The Malta Chamber of Commerce, Enterprise and Industry took the Government to task by calling out “draconian” travel measures retained via the authories’ continued use of ‘dark red list’ country categories.

It welcomed the lifting of most COVID-19 restrictions but cautioned that upholding the dark red / red list country categories “makes it impossible for business-related travel to and from third countries to resume, and is placing local businesses who have contractual obligations or potential new business in third countries at a disadvantage.”

Countries classified by Malta as ‘dark red’ are subject to an effective travel ban, with specific authorisation required for travellers to and from such countries. For those entering from a red zone country, which includes a long list of non-European nations, with a vaccine certificate, inclusive of booster dose recognised by the EU and/or the WHO, a negative PCR test is required as well as a seven day quarantine period. For those without a Malta-recognised vaccine certificate, a 14-day quarantine period is required.

The Malta Chamber highlighted how on 22nd February 2022, the Council of the EU adopted an updated recommendation on non-essential travel from third countries into the EU.

This new recommendation states that Member States should allow non-essential travel for persons vaccinated with an EU- or WHO-approved vaccine, recovered persons and all persons travelling from a country on the EU whitelist, while allowing for additional measures such as PCR testing before travel to be requested.

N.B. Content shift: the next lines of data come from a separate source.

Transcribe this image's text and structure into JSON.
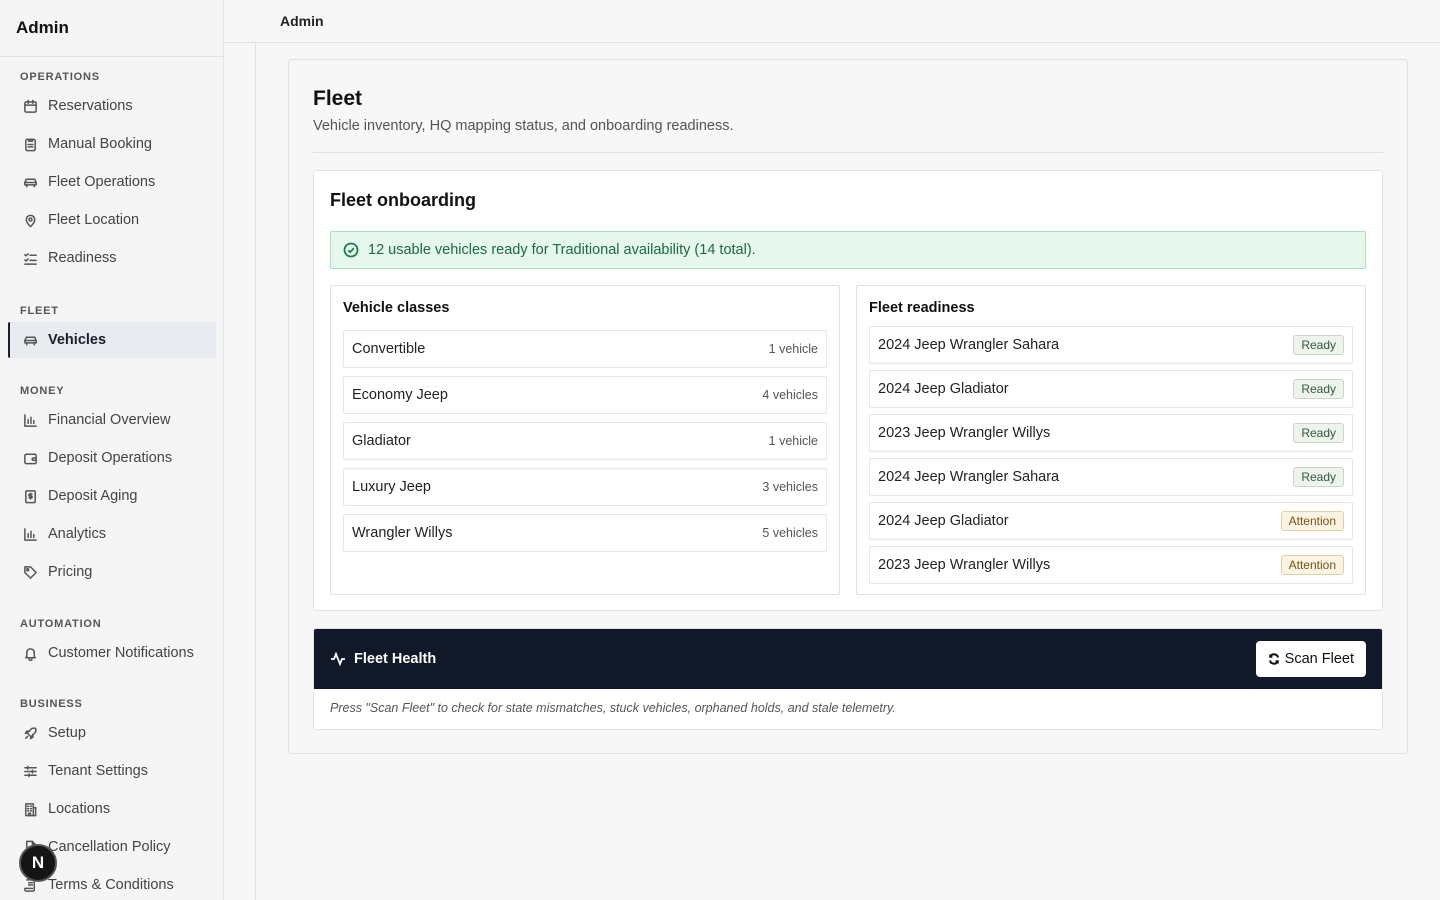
{
  "sidebar": {
    "title": "Admin",
    "sections": [
      {
        "label": "OPERATIONS",
        "items": [
          {
            "label": "Reservations",
            "icon": "calendar-icon"
          },
          {
            "label": "Manual Booking",
            "icon": "clipboard-icon"
          },
          {
            "label": "Fleet Operations",
            "icon": "car-icon"
          },
          {
            "label": "Fleet Location",
            "icon": "map-pin-icon"
          },
          {
            "label": "Readiness",
            "icon": "checklist-icon"
          }
        ]
      },
      {
        "label": "FLEET",
        "items": [
          {
            "label": "Vehicles",
            "icon": "car-icon",
            "active": true
          }
        ]
      },
      {
        "label": "MONEY",
        "items": [
          {
            "label": "Financial Overview",
            "icon": "bar-chart-icon"
          },
          {
            "label": "Deposit Operations",
            "icon": "wallet-icon"
          },
          {
            "label": "Deposit Aging",
            "icon": "dollar-receipt-icon"
          },
          {
            "label": "Analytics",
            "icon": "bar-chart-icon"
          },
          {
            "label": "Pricing",
            "icon": "tag-icon"
          }
        ]
      },
      {
        "label": "AUTOMATION",
        "items": [
          {
            "label": "Customer Notifications",
            "icon": "bell-icon"
          }
        ]
      },
      {
        "label": "BUSINESS",
        "items": [
          {
            "label": "Setup",
            "icon": "rocket-icon"
          },
          {
            "label": "Tenant Settings",
            "icon": "sliders-icon"
          },
          {
            "label": "Locations",
            "icon": "building-icon"
          },
          {
            "label": "Cancellation Policy",
            "icon": "document-icon"
          },
          {
            "label": "Terms & Conditions",
            "icon": "scroll-icon"
          }
        ]
      }
    ],
    "badge_letter": "N"
  },
  "topbar": {
    "title": "Admin"
  },
  "page": {
    "title": "Fleet",
    "subtitle": "Vehicle inventory, HQ mapping status, and onboarding readiness."
  },
  "onboarding": {
    "title": "Fleet onboarding",
    "alert": "12 usable vehicles ready for Traditional availability (14 total).",
    "classes_title": "Vehicle classes",
    "classes": [
      {
        "name": "Convertible",
        "count": "1 vehicle"
      },
      {
        "name": "Economy Jeep",
        "count": "4 vehicles"
      },
      {
        "name": "Gladiator",
        "count": "1 vehicle"
      },
      {
        "name": "Luxury Jeep",
        "count": "3 vehicles"
      },
      {
        "name": "Wrangler Willys",
        "count": "5 vehicles"
      }
    ],
    "readiness_title": "Fleet readiness",
    "readiness": [
      {
        "name": "2024 Jeep Wrangler Sahara",
        "status": "Ready",
        "kind": "ready"
      },
      {
        "name": "2024 Jeep Gladiator",
        "status": "Ready",
        "kind": "ready"
      },
      {
        "name": "2023 Jeep Wrangler Willys",
        "status": "Ready",
        "kind": "ready"
      },
      {
        "name": "2024 Jeep Wrangler Sahara",
        "status": "Ready",
        "kind": "ready"
      },
      {
        "name": "2024 Jeep Gladiator",
        "status": "Attention",
        "kind": "attention"
      },
      {
        "name": "2023 Jeep Wrangler Willys",
        "status": "Attention",
        "kind": "attention"
      }
    ]
  },
  "health": {
    "title": "Fleet Health",
    "scan_label": "Scan Fleet",
    "note": "Press \"Scan Fleet\" to check for state mismatches, stuck vehicles, orphaned holds, and stale telemetry."
  }
}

It also upholds that reciprocity should continue to be taken into account on a case-by-case basis and indicates that it is appropriate to start moving to an approach that is based purely on the vaccination status of the traveller rather than on the country of origin.

The Council recommendation is not legally binding, but most EU countries have adopted it, The Malta Chamber pointed out.

“Yet Malta continues to uphold a long dark red list of third countries, and to apply draconian quarantines to arrivals from these countries even if travellers are vaccinated.

“This makes it impossible for business-related travel to and from third countries to resume and is placing local businesses who have contractual obligations or potential new business in third countries at a disadvantage compared to their EU counterparts.”

Liz Barbaro Sant, Chairperson of TradeMalta which is a public-private partnership between The Malta Chamber and Government tasked with facilitating Maltese business in third countries expressed serious concern about the situation: “It sends the message that Malta is not open for business, and that Maltese businesses are reluctant to service their customers in these countries, which is not the case. On both a commercial as well as a diplomatic level, this has become unsustainable and is drying up the pipeline of international business prospects for Maltese businesses.”

The Malta Chamber therefore appealed to the local authorities to be more sensitive to the economic implications “of a draconian approach to travel to and from third countries at this stage.”

Malta Chamber President Marisa Xuereb stated that “There are significant business interests in third countries that are being put at risk by quarantines that are incongruent with the approach being adopted locally.

“You are no longer required to quarantine if you have a positive case within your household, but you need to quarantine if you return from most third countries even if you are vaccinated. An urgent review of these rules is required to allow businesses to resume their international activities without further delay. The smallest country in the EU cannot be the slowest to take-off.”